A still life painting of fruit by Robert Spear Dunning (Mass./N.H., 1829-1905), depicting peaches, a pear and bundles of red and green grapes glistening under light is expected to gavel for $6,000-$9,000. The 7 ¼ inch by 11 ¼ inch canvas (less frame) was pulled from a large Massachusetts estate and is signed and dated R.S. Dunning 1896 on verso and lower right.
Dunning was a founder of the Fall River School in Massachusetts and is best known for his realist trompe l'oeil paintings. He studied at the National Academy of Design in New York and his work is housed in many public collections, including the Smithsonian American Art Museum in Washington, D.C.; the Fall River Historical Society in Massachusetts; the Columbus Museum in Ohio and the Pennsylvania Academy of the Fine Arts in Philadelphia.
A large, 17th century Flemish Old Master hunting scene, measuring 34 ½ inches by 43 ¾ inches, carries an estimate of $3,000-$5,000. The genre painting depicts a man on horseback and three men wielding spears chasing a deer across the river with hunting dogs. The scene is framed by full trees and neoclassical structures in the distance beneath a pink sky. The work is unsigned.
A fine Chinese silk gold thread dragon robe dating to the Qing Dynasty (1644-1912) is expected to change hands for $2,000-$3,000. The beautiful early robe of high quality, 29 inches long and approximately 22 inches wide at the shoulders, is finely decorated with raised gold thread five-toed dragons flying amongst clouds with bats and cranes, and with a lower crashing wave border.

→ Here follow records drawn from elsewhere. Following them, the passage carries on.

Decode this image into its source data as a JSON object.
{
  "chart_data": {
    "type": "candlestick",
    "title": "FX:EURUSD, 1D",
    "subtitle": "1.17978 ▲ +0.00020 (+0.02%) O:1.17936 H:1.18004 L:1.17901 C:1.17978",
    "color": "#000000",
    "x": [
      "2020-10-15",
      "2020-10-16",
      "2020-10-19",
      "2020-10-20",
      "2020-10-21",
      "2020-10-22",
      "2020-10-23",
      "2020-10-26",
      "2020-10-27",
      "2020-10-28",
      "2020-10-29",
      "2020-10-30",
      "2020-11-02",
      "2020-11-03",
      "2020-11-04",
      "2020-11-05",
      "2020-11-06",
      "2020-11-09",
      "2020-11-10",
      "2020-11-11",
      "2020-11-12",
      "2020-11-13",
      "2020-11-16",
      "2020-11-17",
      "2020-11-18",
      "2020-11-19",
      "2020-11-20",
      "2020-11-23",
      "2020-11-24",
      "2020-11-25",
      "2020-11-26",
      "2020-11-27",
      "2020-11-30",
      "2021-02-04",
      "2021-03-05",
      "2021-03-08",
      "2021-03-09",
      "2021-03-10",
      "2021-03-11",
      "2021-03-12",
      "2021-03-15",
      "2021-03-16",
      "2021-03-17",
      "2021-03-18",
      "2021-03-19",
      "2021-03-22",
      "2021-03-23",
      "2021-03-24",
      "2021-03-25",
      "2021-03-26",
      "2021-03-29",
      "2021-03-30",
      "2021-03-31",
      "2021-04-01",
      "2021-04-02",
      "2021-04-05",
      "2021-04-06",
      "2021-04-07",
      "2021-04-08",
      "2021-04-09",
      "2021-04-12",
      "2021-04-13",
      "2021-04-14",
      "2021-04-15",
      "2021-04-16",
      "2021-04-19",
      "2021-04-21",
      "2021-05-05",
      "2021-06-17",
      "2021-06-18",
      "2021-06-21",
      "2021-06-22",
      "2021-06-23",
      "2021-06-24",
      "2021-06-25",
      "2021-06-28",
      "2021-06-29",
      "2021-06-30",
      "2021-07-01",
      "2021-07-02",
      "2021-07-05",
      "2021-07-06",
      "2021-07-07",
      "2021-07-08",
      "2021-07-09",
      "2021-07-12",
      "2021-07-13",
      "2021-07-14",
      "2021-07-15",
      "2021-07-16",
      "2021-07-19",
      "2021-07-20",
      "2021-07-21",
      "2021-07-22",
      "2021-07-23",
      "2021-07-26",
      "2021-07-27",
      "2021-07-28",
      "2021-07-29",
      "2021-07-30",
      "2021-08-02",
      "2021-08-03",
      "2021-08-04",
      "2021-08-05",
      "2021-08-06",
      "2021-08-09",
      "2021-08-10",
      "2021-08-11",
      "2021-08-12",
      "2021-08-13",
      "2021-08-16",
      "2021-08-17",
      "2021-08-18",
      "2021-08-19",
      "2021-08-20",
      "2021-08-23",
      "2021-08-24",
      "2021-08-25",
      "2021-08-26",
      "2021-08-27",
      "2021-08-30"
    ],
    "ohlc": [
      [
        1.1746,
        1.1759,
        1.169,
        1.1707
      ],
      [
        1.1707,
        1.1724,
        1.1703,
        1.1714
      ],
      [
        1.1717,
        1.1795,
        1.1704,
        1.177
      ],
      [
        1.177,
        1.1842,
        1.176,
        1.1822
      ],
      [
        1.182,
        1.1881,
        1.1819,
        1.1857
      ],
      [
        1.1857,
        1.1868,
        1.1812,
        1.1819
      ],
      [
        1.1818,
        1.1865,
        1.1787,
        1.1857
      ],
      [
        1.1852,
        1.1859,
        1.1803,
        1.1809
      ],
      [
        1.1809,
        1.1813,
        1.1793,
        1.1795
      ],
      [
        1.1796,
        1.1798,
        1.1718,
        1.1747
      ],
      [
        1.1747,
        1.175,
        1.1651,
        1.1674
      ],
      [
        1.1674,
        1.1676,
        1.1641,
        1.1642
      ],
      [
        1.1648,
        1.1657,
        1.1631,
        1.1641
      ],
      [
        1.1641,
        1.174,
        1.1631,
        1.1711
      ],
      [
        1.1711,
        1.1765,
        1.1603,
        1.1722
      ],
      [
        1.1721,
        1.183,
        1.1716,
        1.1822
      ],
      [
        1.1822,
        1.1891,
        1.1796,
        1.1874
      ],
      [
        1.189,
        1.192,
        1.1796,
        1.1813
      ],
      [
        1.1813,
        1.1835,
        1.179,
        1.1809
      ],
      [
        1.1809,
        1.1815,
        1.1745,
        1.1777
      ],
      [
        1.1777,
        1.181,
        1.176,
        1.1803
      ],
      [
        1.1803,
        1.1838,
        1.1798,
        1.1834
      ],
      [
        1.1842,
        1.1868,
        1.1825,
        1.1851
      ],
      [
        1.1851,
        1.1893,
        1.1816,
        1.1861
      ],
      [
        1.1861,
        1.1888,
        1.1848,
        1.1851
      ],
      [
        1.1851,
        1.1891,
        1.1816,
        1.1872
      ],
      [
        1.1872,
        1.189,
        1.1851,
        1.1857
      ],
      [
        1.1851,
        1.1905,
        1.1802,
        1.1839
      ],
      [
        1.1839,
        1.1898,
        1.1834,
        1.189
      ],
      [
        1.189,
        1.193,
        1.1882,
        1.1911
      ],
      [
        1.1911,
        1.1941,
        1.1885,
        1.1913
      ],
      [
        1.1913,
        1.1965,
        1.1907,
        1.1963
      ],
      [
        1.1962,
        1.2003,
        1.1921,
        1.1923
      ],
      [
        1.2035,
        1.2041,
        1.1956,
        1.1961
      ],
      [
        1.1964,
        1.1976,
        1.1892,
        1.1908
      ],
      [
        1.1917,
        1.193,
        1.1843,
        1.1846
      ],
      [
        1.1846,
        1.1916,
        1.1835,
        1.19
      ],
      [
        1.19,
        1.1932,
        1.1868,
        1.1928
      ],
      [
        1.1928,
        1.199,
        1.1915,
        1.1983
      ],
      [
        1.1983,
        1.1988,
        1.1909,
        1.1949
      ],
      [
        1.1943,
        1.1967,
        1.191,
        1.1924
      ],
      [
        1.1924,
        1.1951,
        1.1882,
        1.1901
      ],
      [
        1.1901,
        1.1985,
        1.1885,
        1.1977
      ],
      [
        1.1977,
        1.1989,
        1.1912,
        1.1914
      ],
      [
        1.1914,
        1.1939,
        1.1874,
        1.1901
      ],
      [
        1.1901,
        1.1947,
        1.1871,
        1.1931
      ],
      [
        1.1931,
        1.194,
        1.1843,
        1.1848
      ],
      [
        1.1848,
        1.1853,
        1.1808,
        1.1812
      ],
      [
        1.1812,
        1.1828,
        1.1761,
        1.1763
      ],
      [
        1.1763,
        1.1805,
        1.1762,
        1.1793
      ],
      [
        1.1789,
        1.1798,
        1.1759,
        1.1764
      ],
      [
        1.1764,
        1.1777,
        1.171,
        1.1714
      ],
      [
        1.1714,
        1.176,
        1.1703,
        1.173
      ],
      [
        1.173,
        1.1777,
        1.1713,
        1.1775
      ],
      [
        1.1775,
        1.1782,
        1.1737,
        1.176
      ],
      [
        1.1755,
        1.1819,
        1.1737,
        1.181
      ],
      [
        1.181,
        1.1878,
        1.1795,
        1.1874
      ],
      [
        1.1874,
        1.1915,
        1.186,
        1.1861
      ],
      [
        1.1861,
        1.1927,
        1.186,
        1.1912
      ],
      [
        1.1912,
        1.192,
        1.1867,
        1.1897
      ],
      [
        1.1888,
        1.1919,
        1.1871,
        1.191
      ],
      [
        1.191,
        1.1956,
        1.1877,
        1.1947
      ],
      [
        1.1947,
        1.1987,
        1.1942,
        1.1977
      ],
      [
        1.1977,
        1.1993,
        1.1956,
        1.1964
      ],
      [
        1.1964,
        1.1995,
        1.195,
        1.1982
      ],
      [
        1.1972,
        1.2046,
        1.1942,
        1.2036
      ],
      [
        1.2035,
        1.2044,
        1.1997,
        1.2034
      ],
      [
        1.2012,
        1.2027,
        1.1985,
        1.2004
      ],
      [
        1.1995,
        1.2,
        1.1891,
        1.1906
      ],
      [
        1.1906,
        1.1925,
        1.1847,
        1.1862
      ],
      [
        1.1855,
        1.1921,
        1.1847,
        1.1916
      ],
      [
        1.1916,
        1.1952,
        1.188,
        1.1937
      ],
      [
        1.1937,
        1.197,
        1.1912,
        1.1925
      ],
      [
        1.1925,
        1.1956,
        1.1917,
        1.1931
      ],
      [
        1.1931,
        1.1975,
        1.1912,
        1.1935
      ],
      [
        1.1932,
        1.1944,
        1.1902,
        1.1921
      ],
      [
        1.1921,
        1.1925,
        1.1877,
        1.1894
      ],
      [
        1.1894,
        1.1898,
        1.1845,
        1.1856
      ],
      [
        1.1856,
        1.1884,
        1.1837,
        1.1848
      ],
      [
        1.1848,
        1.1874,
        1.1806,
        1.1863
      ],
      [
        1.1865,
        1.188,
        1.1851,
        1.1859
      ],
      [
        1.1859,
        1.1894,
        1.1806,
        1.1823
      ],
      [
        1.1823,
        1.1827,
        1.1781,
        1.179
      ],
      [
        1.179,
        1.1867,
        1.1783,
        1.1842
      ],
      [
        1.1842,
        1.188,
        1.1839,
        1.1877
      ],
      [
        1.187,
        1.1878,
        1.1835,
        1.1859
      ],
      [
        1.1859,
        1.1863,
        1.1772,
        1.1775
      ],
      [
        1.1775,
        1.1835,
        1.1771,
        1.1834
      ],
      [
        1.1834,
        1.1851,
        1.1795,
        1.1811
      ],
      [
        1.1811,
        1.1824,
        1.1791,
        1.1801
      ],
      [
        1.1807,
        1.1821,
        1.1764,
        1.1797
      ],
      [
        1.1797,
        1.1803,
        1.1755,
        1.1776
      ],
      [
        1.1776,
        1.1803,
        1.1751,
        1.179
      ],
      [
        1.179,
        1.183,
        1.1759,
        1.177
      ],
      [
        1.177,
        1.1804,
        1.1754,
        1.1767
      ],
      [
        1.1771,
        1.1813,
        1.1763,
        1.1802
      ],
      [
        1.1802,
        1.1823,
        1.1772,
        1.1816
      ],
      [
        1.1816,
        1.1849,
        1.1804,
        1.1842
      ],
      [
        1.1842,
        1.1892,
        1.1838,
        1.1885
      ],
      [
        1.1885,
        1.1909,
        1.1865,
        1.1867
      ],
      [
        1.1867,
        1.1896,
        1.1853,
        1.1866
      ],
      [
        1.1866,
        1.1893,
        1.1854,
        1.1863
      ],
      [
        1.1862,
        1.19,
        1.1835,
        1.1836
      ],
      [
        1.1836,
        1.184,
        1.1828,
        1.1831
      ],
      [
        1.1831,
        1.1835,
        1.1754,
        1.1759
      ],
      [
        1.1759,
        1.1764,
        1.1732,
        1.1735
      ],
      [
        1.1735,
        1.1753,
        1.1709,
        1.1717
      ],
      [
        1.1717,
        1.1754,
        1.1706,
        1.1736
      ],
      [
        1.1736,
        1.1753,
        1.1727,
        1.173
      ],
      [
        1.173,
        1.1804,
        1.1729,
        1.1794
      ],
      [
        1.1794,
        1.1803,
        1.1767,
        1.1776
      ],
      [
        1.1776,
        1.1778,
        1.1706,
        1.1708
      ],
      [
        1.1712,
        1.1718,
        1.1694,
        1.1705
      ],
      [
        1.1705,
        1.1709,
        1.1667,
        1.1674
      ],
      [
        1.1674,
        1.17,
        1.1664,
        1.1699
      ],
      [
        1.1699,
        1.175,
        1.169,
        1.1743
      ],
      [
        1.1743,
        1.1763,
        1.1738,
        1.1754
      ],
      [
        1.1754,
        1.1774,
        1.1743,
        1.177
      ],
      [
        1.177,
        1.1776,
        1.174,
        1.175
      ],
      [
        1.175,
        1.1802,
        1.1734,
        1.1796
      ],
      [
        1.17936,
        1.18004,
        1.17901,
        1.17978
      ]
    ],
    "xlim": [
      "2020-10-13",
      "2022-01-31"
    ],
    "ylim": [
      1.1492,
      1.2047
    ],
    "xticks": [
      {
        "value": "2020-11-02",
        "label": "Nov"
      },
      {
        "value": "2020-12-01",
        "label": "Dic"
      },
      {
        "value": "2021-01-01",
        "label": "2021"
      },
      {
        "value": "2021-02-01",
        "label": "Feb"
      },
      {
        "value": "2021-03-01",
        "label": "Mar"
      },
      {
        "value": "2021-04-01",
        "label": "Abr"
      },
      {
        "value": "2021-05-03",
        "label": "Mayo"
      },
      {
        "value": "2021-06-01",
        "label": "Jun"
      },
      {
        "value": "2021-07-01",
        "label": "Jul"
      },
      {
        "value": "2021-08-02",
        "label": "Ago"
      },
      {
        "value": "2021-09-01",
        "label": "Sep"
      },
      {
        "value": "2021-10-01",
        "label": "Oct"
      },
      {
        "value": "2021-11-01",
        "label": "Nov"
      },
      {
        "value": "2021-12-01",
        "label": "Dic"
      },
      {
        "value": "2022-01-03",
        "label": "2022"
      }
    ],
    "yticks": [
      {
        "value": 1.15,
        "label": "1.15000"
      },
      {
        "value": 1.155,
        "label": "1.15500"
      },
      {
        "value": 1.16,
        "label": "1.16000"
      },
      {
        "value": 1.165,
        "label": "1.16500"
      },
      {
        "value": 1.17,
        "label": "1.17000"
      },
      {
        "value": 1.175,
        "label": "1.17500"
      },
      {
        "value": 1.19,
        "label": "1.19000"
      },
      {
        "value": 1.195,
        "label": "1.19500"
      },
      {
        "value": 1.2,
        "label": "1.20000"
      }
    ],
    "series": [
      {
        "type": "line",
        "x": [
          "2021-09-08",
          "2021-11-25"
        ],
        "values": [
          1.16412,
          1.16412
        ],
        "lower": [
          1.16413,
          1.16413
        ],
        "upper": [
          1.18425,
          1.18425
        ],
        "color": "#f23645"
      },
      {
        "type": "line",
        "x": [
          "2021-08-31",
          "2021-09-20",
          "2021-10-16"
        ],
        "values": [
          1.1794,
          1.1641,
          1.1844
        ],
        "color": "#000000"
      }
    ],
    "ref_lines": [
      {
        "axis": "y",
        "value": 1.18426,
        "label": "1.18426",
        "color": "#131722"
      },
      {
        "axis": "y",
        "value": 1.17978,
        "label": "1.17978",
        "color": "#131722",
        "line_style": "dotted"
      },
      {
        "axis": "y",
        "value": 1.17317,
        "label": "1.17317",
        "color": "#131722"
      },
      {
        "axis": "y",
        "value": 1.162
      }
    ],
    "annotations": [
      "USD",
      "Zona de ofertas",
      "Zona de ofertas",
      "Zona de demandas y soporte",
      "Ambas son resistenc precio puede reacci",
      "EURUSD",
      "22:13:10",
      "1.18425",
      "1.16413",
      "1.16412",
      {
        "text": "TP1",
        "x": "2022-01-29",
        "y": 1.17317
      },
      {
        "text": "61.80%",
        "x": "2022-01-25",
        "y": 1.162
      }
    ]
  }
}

An early 20th century round African Baule tribe Kplekple carved wood mask with two horns, protruding eyes, a low mouth and beard, decorated in red, black and white paint, 17 inches tall and deaccessioned from the collection of a cultural museum in Alabama, should reach $2,000-$3,000. The mask has a minor split bottom right and a few areas of wear and losses to the paint.